— Quoi ?
De brèves mais violentes rafales de vent soufflaient des tourbillons de sable sur la route. Ces tourbillons semblaient se poursuivre. Ils s’évanouissaient tout à coup pour se reconstituer un instant plus tard et se tortiller sous leurs pas comme des serpents tronçonnés.
— Je l’avais connue dans d’étranges conditions. J’étais inspecteur dans une compagnie d’assurances. Son mari est mort bizarrement et, bien que la police eût conclu à un accident, ma compagnie m’avait chargé d’enquêter.
Il se revoyait arrivant au volant de sa 2 CV devant la demeure de Lina. Celle-ci l’avait reçu dans un grand salon tendu de soie prune. Il s’attendait à la trouver prostrée et vêtue de noir, étant donné son récent veuvage, mais elle portait un kimono blanc et vert et fumait du tabac fort.
— De quoi était mort son mari ?
— Asphyxié dans son garage par les gaz d’échappement de leur auto.
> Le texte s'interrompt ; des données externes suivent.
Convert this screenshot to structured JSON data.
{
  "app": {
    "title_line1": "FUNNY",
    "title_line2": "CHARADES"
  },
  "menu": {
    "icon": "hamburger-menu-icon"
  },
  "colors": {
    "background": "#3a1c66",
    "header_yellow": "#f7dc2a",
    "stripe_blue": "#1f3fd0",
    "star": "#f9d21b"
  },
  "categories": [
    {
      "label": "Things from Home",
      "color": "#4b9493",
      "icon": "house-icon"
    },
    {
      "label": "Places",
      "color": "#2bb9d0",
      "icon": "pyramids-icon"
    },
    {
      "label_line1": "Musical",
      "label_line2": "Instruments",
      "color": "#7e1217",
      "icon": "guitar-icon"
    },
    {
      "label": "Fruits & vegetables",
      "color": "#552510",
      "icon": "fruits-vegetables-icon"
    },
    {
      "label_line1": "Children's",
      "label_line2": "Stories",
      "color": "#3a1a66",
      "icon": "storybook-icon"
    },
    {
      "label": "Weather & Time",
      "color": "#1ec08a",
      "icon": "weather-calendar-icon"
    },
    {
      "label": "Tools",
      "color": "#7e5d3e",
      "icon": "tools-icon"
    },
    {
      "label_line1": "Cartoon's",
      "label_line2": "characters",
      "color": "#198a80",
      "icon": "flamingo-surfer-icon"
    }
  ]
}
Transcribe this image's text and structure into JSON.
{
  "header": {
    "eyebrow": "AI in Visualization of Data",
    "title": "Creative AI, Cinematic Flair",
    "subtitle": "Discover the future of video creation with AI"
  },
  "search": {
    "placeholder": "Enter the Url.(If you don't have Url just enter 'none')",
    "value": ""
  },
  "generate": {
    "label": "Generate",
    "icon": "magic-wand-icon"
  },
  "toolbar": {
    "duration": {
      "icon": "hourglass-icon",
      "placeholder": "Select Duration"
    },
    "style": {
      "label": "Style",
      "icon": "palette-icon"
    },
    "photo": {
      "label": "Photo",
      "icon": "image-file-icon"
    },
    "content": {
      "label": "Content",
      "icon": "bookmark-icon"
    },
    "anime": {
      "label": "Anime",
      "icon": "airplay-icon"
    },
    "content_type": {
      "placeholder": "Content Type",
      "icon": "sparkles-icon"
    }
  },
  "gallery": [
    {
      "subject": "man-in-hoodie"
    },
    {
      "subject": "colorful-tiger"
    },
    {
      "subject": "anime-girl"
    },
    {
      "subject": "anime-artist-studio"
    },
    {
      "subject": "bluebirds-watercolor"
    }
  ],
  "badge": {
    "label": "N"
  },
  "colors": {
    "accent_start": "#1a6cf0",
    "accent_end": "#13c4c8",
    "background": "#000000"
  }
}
Ils rentraient d’une soirée bien arrosée. Le mari de Lina buvait beaucoup. Il avait, paraît-il, déposé son épouse devant leur villa avant de conduire la voiture au garage qui se trouvait à l’arrière de la propriété. Une cellule photo-électrique commandait l’ouverture et la fermeture de la porte. Vous savez ce que c’est ?
Elle fit signe que non et il lui expliqua.
— Un rayon lumineux. Lorsqu’on l’interrompt, la porte s’ouvre. Il est rentré dans le garage. La porte s’est refermée. Mais il était ivre mort et s’est endormi à son volant avant de couper le contact. Ç’a été la version de la police. C’est le coup des cellules photo-électriques qui a accrédité cette thèse. Pendant qu’il respirait les gaz nocifs, Lina se déshabillait et se mettait au lit. Ils faisaient chambre à part, cela aussi a confirmé la version de l’accident. Il était normal dans ces conditions qu’elle ne s’aperçoive pas de l’absence de son époux. Le lendemain matin, le jardinier l’a trouvé. Le moteur tournait toujours et le garage était bourré de gaz.
Ils marchaient toujours, l’ombre régulière des barreaux finissait par leur donner le vertige.
— Et ce n’était pas un accident ? demanda Sirella.
Il ne répondit pas tout de suite.
Le destin avait voulu qu’on le chargeât de cette enquête. Au premier regard, il avait été conquis par Lina. Elle le surveillait derrière la fumée de sa cigarette, de son œil infaillible, et c’était lui qui s’était senti embarrassé.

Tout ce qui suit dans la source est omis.